Chili : Un saumon n'est pas une baleine : le peuple Selknam poursuit l'industrie du saumon pour avoir abusé de son héritage ancestral

Publié le 6 Novembre 2021

02/11/2021
 

En ce qui concerne l'initiative commerciale de la société BluGlacier, formée par le groupe d'investissement allemand Schorghuber et l'entreprise chilienne de saumon Blumar, visant à vendre du saumon produit au Chili sous le nom d'Oshen, qui signifie baleine en langue Selknam, nous avons parlé avec un défenseur actif de ce peuple autochtone de Patagonie.
Hema'ny Molina nous parle depuis Santiago, où elle vit, et depuis la Terre de Feu, où des familles réclament leur droit à l'existence.
Le saumon chilien "n'est pas une espèce de la région, ce n'est pas une espèce qui représente l'histoire ou l'alimentation ancestrale. Cela fait également beaucoup de tort au patrimoine immatériel, à notre propre langue, parce que, premièrement, ils n'ont pas demandé la permission, et deuxièmement, parce qu'ils ne sont pas informés. Un saumon sera toujours un saumon, alors comment vont-ils dire Oshen, qui (dans la langue Selknam) est une baleine. L'incohérence du marketing, en plus d'être irrespectueuse, est ignorante.

Par : Patricio Melillanca
28 octobre 2021

Hema'ny Molina Vargas est poète, écrivaine et artisane. Et elle est un membre actif de la communauté Selk'nam Covadonga, "des familles qui revendiquent leurs droits en tant que descendants et héritiers des survivants du génocide du peuple Selk'nam" dans le grand maritorio de la Terre de Feu, en Patagonie. Elle est la fondatrice de la Corporation Selknam-Chile, qui œuvre à la récupération, à la revitalisation et au développement de tous les aspects de ce peuple originel qui a subi un génocide aux XIXe et XXe siècles et qui, aujourd'hui encore, subit les conséquences des tentatives de disparition.

Outre son travail pour faire avancer le projet de loi au Parlement chilien afin que ce peuple soit reconnu dans la loi indigène comme faisant partie de la communauté préexistante des nations indigènes du Chili, Hema'ny est également préoccupée de voir comment l'industrie transnationale du saumon occupe les baies, les fjords et les canaux pour imposer ses centres d'élevage, ses usines de transformation et surtout sa façon industrielle de travailler dans les territoires indigènes.

L'industrie du saumon vend du saumon d'élevage produit et transformé au Chili sous le label Oshen, qui signifie baleine en langue selknam.
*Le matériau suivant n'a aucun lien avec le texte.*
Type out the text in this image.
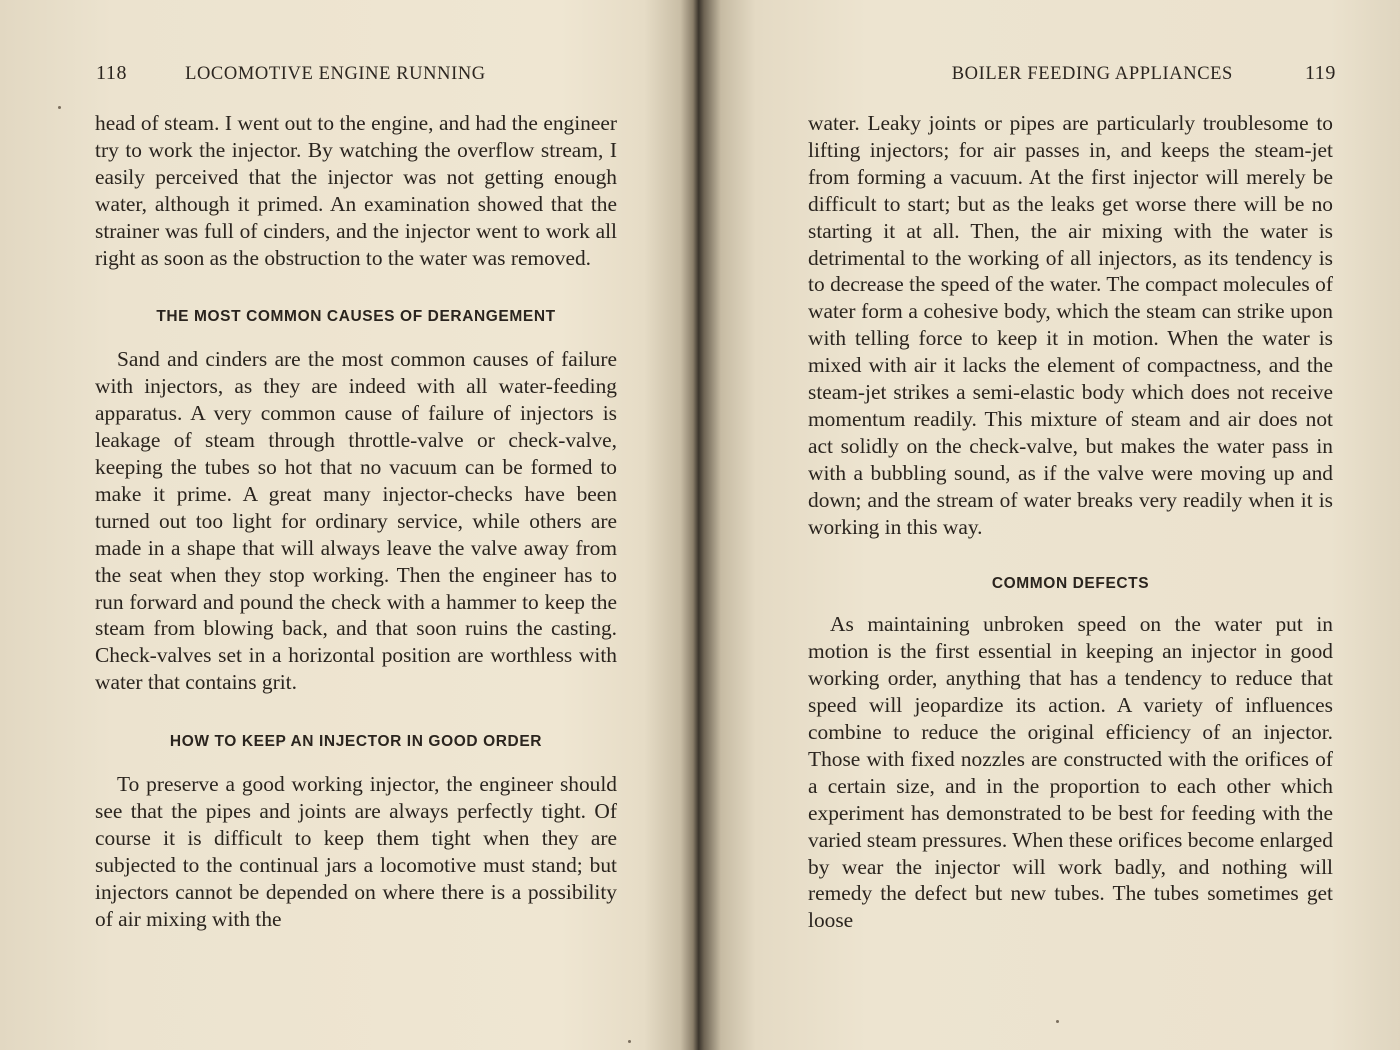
118	LOCOMOTIVE ENGINE RUNNING

head of steam. I went out to the engine, and had the engineer try to work the injector. By watching the overflow stream, I easily perceived that the injector was not getting enough water, although it primed. An examination showed that the strainer was full of cinders, and the injector went to work all right as soon as the obstruction to the water was removed.

THE MOST COMMON CAUSES OF DERANGEMENT

Sand and cinders are the most common causes of failure with injectors, as they are indeed with all water-feeding apparatus. A very common cause of failure of injectors is leakage of steam through throttle-valve or check-valve, keeping the tubes so hot that no vacuum can be formed to make it prime. A great many injector-checks have been turned out too light for ordinary service, while others are made in a shape that will always leave the valve away from the seat when they stop working. Then the engineer has to run forward and pound the check with a hammer to keep the steam from blowing back, and that soon ruins the casting. Check-valves set in a horizontal position are worthless with water that contains grit.

HOW TO KEEP AN INJECTOR IN GOOD ORDER

To preserve a good working injector, the engineer should see that the pipes and joints are always perfectly tight. Of course it is difficult to keep them tight when they are subjected to the continual jars a locomotive must stand; but injectors cannot be depended on where there is a possibility of air mixing with the

BOILER FEEDING APPLIANCES	119

water. Leaky joints or pipes are particularly troublesome to lifting injectors; for air passes in, and keeps the steam-jet from forming a vacuum. At the first injector will merely be difficult to start; but as the leaks get worse there will be no starting it at all. Then, the air mixing with the water is detrimental to the working of all injectors, as its tendency is to decrease the speed of the water. The compact molecules of water form a cohesive body, which the steam can strike upon with telling force to keep it in motion. When the water is mixed with air it lacks the element of compactness, and the steam-jet strikes a semi-elastic body which does not receive momentum readily. This mixture of steam and air does not act solidly on the check-valve, but makes the water pass in with a bubbling sound, as if the valve were moving up and down; and the stream of water breaks very readily when it is working in this way.

COMMON DEFECTS

As maintaining unbroken speed on the water put in motion is the first essential in keeping an injector in good working order, anything that has a tendency to reduce that speed will jeopardize its action. A variety of influences combine to reduce the original efficiency of an injector. Those with fixed nozzles are constructed with the orifices of a certain size, and in the proportion to each other which experiment has demonstrated to be best for feeding with the varied steam pressures. When these orifices become enlarged by wear the injector will work badly, and nothing will remedy the defect but new tubes. The tubes sometimes get loose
Dans ces conditions, "il est très triste que les gens achètent ce produit sans savoir ce qu'ils achètent", affirment les communautés autochtones.

Oshēn (baleine en Selkman) est la nouvelle marque de saumon d'élevage industriel de qualité supérieure destinée à un segment exclusif du marché nord-américain et vendue par BluGlacier, une alliance commerciale entre le groupe d'investissement allemand Schorghuber, propriétaire d'un vaste réseau d'entreprises hôtelières, de marques de boissons et de bière, de construction et d'immobilier au niveau mondial, et l'entreprise de pêche et de saumon Blumar, appartenant aux familles Sarquis et Yaconi-Santa Cruz. BluGlacier est également le premier fournisseur mondial de saumon d'élevage à accepter les paiements en crypto-monnaie, en partenariat avec BitPay, le plus grand acteur mondial des services de paiement en bitcoin et en crypto-monnaie.

Le saumon chilien "n'est pas une espèce locale, ce n'est pas une espèce qui représente une histoire ou une nourriture ancestrale. Cela fait également beaucoup de tort au patrimoine immatériel, à notre propre langue, d'abord parce qu'ils n'ont pas demandé la permission, ensuite parce qu'ils ne sont pas informés. Un saumon sera toujours un saumon, alors comment vont-ils dire à Oshen, qui (dans la langue Selknam) est une baleine. L'incohérence du marketing, en plus d'être irrespectueuse, est ignorante".

 

Hema'ny, je vous contacte pour avoir votre avis sur le fait qu'une entreprise de saumon utilise le mot Oshen pour vendre du saumon. ....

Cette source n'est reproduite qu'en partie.